After Trump’s re-election, my family found itself having impossible conversations. I’m half British on my dad’s side, and for a while, we told ourselves that if things got too dangerous here, my sister could go to England. But the truth is, England’s not safe either. Regressive legislation in the U.K. has increasingly restricted gender-affirming care and fueled a vicious media campaign against trans people, one that is funded by my sister’s favorite childhood author, JK Rowling. The irony is that Chile, the country my grandmother emigrated from, may now be safer for her transgender granddaughter than the U.S. or the U.K. 

It’s hard to ignore the hypocrisy: many in this country hate immigrants, yet they create unlivable conditions that force its own citizens — especially queer and transgender people, especially non-white people — to flee. The U.S. has spent decades destabilizing governments across the world, including Chile, and now it’s turning on its own children. It’s pushing people like my sister out of public life, forcing them back into the closet and locking the door.
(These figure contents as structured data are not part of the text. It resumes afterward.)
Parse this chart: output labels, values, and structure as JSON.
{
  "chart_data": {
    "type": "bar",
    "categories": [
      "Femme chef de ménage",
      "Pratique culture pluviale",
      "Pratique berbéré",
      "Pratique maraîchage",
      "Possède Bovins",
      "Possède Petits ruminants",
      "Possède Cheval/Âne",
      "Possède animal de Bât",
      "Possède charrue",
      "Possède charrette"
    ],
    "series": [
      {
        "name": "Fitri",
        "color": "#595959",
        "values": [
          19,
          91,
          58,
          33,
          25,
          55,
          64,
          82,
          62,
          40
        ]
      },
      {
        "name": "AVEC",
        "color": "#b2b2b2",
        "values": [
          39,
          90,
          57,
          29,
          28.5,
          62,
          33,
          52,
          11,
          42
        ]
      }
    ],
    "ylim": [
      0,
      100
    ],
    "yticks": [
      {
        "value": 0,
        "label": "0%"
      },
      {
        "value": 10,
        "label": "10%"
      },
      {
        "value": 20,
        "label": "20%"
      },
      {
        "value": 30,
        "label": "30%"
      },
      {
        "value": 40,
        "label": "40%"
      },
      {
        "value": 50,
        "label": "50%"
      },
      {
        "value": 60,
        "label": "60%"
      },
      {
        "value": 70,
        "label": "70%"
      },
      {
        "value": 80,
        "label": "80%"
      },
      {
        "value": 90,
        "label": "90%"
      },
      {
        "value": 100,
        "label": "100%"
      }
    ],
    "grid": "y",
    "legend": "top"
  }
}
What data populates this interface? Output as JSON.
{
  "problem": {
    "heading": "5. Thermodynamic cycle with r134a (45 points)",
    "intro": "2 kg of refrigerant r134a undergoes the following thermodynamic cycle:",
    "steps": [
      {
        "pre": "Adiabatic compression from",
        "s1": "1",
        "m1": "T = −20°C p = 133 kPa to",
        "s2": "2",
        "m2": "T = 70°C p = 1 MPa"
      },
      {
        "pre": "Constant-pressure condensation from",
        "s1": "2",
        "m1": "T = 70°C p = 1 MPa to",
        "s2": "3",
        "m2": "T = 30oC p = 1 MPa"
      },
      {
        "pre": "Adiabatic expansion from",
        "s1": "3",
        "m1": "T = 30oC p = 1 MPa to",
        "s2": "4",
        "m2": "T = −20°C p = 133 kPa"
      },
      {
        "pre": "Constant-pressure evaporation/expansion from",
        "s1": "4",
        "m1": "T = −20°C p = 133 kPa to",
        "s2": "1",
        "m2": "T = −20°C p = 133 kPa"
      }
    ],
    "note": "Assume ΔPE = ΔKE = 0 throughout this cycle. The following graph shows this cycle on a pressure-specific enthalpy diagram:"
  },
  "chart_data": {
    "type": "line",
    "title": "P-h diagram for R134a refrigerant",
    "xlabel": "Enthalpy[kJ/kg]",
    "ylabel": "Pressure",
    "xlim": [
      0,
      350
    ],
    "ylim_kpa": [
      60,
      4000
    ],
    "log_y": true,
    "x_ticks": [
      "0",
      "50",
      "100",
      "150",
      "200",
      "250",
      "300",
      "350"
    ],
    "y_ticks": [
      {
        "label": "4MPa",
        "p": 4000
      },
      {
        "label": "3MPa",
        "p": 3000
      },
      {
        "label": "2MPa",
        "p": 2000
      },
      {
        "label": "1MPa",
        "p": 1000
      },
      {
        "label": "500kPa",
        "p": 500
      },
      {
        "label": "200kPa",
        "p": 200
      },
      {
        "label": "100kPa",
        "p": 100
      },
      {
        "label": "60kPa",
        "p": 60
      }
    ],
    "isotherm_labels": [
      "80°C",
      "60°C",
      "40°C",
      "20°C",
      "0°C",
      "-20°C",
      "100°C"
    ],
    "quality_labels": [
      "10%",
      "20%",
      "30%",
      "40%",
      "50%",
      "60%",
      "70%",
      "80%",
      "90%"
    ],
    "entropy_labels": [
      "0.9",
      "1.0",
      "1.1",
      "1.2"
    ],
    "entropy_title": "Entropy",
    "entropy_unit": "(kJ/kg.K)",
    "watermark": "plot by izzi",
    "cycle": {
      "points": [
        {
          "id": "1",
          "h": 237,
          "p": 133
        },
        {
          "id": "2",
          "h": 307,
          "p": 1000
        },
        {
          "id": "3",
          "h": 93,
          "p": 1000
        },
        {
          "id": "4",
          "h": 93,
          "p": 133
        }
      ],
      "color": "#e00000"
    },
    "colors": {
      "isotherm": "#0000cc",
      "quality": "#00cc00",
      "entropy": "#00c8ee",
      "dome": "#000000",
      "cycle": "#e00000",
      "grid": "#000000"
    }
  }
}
We’re privileged even to consider leaving. So many can’t. But I won’t. I’m staying, as is my sister, both of us fueled by anger.  

I’m staying because my sister deserves to feel joy and safety and autonomy here, in the country she calls home. I’m staying because we need people who are willing to fight, to testify, to tell the truth even when the courts won’t listen. And because some of the fiercest advocates I’ve had the privilege of meeting through this work — people who’ve taught me how to show up better, louder, more radical — are young, queer and transgender folks from the South who have been fighting the worst kinds of legislation with unimaginable strength and determination.  

The other day, I told my sister I was tired. Working in reproductive justice and immigration advocacy, I feel like I am always in flight or fight mode. I joked that in another timeline, I’d be a cute monkey on a beach eating mangoes, minding my business. She laughed and said that in another timeline, she wishes she’d been born cisgender. My heart broke. This country makes it so hard to exist as herself; it shouldn’t require this much bravery just to be.  

The attacks on our communities are relentless. Every day, we are slowly losing our reproductive rights, bodily autonomy, and our ability to decide if, when and how to create our families. The road ahead will be long and grueling, but we are not powerless. We can and will fight back because we’ve been left with no other choice. And because, as my favorite quote from author Mariame Kaba reminds me, “Hope is a discipline.”  

Gabriella G. Watson is a fellow of the OpEd Project with the National Latina Institute for Reproductive Justice and the Every Page Foundation.